Résumé : Né un vendredi 13 Février, Naël a le mauvais œil, aux yeux de tous. Son déménagement lui laisse entrevoir l'espoir vague d'avoir la paix… Mais l'aura-t-il réellement ?
oOooOooOo
À ses yeux, le premier jour était toujours le pire. C'était Le jour où tout le monde s'observait. Le jour où tout le monde jugeait. Le jour où il fallait dire son nom, se lever devant la classe et se présenter… Mais si en plus de ça, on arrivait au beau milieu de l'année, c'était pire encore.
« Je m'appelle Naël Sarens… J'ai dix-huit ans, comme vous… Heu… »
Il était clairement mal à l'aise de paraître devant ces trente élèves. Ils le regardaient tous, détaillant chaque petit défaut de sa personne pour ensuite se chuchoter discrètement des choses et en rire… Un frisson le parcourut désagréablement. Maladroitement, il coinça le bord de la manche de sa chemise dans sa main, pour dissimuler la tâche rougeâtre posée dessus.
Mais il ne pouvait rien faire pour cacher les plis exagérés de son pantalon ou ses baskets en pitoyable état. Tous le regardaient avec tellement d'intensité qu'il crut mourir pendant la longue minute de silence.
« Et bien, dit le professeur, le faisant sursauter. Quand êtes-vous né ? Où habitez-vous ? Soyez donc un peu plus bavard, Monsieur Sarens. Ici, nous n'aimons pas les muets ! »
Naël se retint de gronder.
« Je suis né le 13 février, dit-il, espérant vainement que personne ne remarquerait réellement la date. J'habite à Marchin... Nous venons d'y emménager avec mon père… »
Il vit clairement un jeune homme aller chuchoter à son camarade 'Mais quelle idée d'aller vivre dans un trou paumé !' et l'autre rire aussitôt.
« À Marchin, dites-vous ? lui répondit le professeur. Ce n'est pas très loin. Vous venez en bus ? »
Cette fois encore, Naël sera son poing tenant sa chemise. Pourquoi fallait-il qu'il pose des questions humiliantes, ce crétin de professeur ?
« Non, à pied, dit-il.
– Ça explique l'état de ses baskets », dit une jeune fille, faisant rire la classe légèrement.
Naël déglutit. Il jeta un coup d'œil au professeur, essayant ainsi de trouver un quelconque signe démontrant la fin de son cauchemar. Mais il n'en vit aucun et il piétina légèrement devant le tableau noir.
« Bon, dit finalement l'homme.

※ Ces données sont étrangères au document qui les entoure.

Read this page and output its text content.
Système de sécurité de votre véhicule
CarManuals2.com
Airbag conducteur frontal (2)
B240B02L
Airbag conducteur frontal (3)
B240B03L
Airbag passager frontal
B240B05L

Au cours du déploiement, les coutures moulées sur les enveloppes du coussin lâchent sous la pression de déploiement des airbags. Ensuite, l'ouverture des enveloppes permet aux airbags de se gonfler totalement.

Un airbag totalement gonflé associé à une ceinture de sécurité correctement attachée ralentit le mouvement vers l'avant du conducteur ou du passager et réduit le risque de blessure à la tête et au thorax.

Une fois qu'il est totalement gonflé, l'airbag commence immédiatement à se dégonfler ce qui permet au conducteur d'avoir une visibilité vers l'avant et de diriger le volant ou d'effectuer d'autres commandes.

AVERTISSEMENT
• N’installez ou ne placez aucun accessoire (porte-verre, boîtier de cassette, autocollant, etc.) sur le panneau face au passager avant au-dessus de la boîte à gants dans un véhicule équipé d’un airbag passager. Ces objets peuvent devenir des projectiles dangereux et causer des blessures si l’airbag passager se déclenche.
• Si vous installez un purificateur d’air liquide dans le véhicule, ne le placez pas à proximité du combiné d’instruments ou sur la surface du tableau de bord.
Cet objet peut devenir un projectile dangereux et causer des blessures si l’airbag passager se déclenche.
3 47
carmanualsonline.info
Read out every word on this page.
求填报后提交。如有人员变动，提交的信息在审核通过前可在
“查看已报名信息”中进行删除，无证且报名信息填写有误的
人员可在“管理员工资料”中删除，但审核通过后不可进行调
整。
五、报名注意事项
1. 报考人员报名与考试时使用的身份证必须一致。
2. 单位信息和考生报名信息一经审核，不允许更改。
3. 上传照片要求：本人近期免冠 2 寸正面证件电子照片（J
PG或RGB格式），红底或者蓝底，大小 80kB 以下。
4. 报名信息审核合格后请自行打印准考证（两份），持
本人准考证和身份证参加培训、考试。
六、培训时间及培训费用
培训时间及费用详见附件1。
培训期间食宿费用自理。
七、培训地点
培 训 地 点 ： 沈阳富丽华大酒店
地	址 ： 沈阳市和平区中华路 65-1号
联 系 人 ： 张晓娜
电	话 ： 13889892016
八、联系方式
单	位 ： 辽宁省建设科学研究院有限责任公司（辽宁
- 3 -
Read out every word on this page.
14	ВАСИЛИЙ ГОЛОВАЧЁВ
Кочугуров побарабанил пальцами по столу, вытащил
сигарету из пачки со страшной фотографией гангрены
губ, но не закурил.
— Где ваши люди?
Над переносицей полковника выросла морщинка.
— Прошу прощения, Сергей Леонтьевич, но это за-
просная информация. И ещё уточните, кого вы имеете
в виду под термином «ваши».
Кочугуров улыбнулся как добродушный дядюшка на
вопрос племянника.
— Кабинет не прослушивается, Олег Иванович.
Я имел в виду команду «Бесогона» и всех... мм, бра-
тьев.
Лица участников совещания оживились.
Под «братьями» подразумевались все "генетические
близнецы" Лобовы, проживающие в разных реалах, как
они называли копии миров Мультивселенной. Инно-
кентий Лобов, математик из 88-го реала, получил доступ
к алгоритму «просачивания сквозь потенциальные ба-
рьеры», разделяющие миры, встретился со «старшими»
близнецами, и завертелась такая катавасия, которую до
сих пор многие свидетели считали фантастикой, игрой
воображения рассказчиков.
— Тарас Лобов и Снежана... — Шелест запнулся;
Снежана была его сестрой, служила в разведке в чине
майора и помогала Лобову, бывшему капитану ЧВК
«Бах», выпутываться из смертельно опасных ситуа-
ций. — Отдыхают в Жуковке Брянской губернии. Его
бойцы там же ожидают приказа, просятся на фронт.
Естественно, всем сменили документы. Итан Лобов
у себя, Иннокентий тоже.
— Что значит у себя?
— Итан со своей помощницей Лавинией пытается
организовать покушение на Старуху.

Si vous avez des questions pour monsieur Sarens, posez-les, ça nous évitera d'avoir trop de chahut pendant le cours… »
Le jeune homme avala sa salive de travers. Il plaisantait, là ? Cet idiot n'allait pas le livrer pieds et poings liés à toute la classe ? À la vue de sa réaction, le garçon comprit que si, il allait le faire. Déglutissant, il se tourna vers ses camarades, l'air angoissé. Déjà, dix mains étaient levées, attendant d'avoir la permission du professeur.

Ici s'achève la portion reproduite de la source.